Section 19 sets the objectives for the law relating to decision‑making responsibility and parenting time in Part III of the CLRA, including applications for the return of wrongfully removed children to countries party to the Hague Convention (s. 46(2)) and non‑Hague Convention countries (s. 40). In addition to discouraging child abduction, the legislature seeks to ensure that the child’s best interests are paramount to the making of ultimate parenting orders and that parenting determinations be made in the place to which the child has the closest connection, barring exceptional circumstances.
The return order procedure in s. 40 of the CLRA thus starts from the premise that the best interests of the child are aligned with their prompt return to their habitual place of residence so as to minimize the harmful effects of child abduction. Returning the child to the jurisdiction with which they have the closest connection is also understood to be in the child’s best interests. The analysis of the jurisdictional questions contemplated in s. 40, including the risk of serious harm in s. 23, starts from this ordinary alignment of best interests and focuses on factors that would tend to establish, as an exception, serious harm if the child was returned. Contrary to the Mother’s position, the assessment is not a comprehensive comparison of the child’s life in the two jurisdictions or a broad-based best interests test as is conducted for a parenting order on the merits.

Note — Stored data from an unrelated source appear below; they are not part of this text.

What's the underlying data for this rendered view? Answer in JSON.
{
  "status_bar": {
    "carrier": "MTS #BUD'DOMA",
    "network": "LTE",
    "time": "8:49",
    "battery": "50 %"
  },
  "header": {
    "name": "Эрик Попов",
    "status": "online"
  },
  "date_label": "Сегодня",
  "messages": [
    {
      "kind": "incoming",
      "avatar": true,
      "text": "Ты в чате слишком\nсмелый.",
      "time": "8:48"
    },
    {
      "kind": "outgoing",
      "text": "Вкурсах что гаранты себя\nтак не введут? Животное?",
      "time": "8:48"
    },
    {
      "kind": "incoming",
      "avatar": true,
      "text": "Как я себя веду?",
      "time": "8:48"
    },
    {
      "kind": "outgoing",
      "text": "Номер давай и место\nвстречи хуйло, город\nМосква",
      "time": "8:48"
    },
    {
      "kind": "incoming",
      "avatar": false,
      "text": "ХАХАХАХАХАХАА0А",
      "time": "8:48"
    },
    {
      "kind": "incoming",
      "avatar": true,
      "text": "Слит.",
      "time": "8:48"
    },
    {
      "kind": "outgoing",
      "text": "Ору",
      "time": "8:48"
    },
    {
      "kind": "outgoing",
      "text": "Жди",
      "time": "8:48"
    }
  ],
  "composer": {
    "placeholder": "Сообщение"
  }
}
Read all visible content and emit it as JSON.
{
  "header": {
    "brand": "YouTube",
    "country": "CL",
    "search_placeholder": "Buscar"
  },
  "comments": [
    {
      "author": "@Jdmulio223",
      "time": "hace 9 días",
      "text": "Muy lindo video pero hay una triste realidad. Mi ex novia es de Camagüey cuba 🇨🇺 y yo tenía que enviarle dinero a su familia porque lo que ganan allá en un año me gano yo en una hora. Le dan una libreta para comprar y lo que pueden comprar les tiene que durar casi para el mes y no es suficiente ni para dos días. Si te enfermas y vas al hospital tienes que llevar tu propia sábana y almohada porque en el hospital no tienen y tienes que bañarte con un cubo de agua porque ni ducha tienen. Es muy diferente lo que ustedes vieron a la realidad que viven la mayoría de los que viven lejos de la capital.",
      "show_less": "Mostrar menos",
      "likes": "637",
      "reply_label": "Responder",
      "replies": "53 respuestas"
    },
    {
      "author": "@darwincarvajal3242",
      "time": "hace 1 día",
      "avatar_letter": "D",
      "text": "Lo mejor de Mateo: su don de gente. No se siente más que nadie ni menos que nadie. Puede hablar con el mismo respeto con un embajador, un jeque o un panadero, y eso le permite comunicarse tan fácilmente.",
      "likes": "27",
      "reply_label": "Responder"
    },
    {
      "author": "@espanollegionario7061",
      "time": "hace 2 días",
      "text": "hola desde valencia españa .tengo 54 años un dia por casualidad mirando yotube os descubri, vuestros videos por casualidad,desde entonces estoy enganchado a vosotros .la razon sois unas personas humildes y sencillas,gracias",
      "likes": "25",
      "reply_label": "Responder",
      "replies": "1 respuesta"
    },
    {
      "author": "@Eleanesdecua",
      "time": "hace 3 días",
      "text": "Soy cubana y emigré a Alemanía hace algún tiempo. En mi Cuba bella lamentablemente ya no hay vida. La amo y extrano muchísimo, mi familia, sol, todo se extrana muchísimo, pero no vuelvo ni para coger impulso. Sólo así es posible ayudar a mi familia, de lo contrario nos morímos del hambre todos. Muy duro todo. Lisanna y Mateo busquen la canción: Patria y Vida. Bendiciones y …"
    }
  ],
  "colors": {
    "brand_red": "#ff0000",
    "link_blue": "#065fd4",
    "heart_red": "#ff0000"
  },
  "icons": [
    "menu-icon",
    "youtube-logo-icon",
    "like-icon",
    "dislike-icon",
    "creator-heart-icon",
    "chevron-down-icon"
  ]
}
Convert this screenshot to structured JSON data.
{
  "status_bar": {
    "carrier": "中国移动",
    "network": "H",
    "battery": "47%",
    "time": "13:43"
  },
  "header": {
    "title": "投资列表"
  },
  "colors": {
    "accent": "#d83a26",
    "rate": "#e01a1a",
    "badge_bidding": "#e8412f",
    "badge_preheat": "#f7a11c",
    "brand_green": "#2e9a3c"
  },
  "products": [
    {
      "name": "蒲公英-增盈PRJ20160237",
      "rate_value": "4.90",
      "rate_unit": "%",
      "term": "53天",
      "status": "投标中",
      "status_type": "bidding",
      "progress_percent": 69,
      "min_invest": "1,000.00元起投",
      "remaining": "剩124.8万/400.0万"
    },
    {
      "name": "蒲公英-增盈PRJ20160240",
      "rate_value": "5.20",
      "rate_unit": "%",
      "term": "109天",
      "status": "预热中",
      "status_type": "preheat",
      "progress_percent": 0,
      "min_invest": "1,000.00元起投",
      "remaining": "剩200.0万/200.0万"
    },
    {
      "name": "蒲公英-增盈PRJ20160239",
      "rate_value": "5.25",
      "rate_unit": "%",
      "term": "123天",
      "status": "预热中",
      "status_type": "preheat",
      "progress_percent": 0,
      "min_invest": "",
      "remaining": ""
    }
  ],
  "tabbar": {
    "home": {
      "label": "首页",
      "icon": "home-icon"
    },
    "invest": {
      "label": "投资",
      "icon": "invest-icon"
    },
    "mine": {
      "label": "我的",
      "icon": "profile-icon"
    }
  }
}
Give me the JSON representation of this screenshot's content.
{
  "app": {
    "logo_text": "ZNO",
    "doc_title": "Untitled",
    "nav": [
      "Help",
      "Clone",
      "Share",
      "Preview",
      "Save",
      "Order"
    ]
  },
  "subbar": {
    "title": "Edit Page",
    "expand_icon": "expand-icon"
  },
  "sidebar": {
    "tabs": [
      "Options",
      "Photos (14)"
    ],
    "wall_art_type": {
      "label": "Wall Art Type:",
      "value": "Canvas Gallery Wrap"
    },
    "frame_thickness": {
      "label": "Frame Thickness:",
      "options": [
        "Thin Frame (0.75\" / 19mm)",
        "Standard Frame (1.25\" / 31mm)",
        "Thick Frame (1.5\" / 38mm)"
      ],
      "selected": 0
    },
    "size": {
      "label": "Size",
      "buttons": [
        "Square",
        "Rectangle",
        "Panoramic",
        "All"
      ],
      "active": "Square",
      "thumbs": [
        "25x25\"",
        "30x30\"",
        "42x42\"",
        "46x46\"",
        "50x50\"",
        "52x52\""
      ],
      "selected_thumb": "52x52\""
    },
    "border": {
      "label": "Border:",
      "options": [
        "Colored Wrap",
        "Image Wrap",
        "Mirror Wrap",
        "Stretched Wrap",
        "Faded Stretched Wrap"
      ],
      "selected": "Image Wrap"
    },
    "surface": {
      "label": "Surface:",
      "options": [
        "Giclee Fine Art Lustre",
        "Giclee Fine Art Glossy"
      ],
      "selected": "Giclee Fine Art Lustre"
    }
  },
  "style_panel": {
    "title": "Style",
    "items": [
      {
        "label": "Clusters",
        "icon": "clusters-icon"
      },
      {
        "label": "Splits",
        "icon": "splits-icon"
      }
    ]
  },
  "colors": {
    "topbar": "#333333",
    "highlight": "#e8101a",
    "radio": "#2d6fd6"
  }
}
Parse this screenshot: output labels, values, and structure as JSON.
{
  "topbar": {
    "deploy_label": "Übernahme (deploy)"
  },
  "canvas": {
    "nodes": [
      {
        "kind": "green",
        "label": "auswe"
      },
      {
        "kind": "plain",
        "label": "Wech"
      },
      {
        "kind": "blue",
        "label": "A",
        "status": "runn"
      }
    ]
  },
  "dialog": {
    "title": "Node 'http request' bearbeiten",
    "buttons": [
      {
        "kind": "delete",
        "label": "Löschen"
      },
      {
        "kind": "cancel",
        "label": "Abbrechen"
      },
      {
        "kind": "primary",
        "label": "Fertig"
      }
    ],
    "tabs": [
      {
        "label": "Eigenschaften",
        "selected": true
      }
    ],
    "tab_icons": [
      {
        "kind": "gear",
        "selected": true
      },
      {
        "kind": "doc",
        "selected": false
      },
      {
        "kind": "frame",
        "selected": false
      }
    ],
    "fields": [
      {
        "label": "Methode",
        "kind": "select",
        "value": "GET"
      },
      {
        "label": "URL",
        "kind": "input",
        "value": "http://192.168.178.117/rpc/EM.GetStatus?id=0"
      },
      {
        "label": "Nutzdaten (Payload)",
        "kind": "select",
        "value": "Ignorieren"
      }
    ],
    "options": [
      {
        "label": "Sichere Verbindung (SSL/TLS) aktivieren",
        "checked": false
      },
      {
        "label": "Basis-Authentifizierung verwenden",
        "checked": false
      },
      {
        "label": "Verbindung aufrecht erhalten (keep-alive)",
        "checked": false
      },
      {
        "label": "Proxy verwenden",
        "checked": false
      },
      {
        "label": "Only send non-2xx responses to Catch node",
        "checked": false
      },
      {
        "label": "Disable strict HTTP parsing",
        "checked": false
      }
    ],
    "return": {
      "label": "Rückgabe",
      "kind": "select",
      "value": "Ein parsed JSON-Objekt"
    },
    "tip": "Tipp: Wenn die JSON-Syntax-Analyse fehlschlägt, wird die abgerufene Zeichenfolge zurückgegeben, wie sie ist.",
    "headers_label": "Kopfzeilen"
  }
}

The approach advocated for by the Mother risks conflating decisions on jurisdiction with custody decisions on the merits and would encourage forum‑shopping in future cases. This would reduce these decisions, as Hourigan J.A. wrote in the Court of Appeal, “to a means for Ontario courts to prefer this province’s system of justice over those of foreign jurisdictions under the guise of child safety” (2021 ONCA 614), 158 O.R. (3d) 481, at para. 79). Worse still, it would invite wrongful abductions to the province for the purpose of grounding jurisdiction there which, as Chamberland J.A. once wrote in a Quebec case, would encourage parents [translation] “to take the law into their own hands and go to another jurisdiction in the hope, whether conscious or not, that the courts there will be more receptive” (Droit de la famille — 3451, [1999] R.D.F. 641 (Que. C.A.), at p. 647, cited with approval in a non‑Hague Convention abduction case in Droit de la famille — 131294, 2013 QCCA 883, [2013] R.J.Q. 849, at para. 46). While the trial judge did not find in this case that the Mother’s disinclination to return was itself the cause of serious harm, it bears recalling that, in both Hague and non‑Hague Convention settings, the courts recognize that a parent should not be allowed to create a situation that is potentially harmful to the child and then rely upon it to establish a risk of harm to the child (see Ojeikere v. Ojeikere, 2018 ONCA 372, 140 O.R. (3d) 561, at para. 91). Finally, the Mother’s characterization of UAE law as an inherent source of serious harm must be rejected. Expert evidence accepted by the trial judge led him to conclude that the best interests principle would apply to the ultimate custody decision before a UAE court. As Hourigan J.A. observed, “the rather provincial view that unless Ontario law is applied, children will suffer serious harm” could have the unwitting effect of turning Ontario into a haven for child abduction (para. 83; see also para. 136, per Brown J.A., concurring).
The trial judge was called upon to decide the fact‑specific, highly individualized question as to whether these two children would suffer serious harm if removed from Ontario. He understood that the separation of children from their primary caregiver typically gives rise to emotional distress for very young children. But he found, on the basis of the evidence, that this distress did not rise to the higher level of serious harm. Based on expert evidence relating to the differences between Ontario and UAE law, the judge determined the best interests of the two children will be the paramount consideration for determining custody in a UAE court. In the absence of a reviewable error, his decision that the serious harm threshold was not met is entitled to deference, as explained by the majority of the Court of Appeal. The custody dispute — undecided here — should be resolved by the courts in the UAE, where the children have their closest connection.”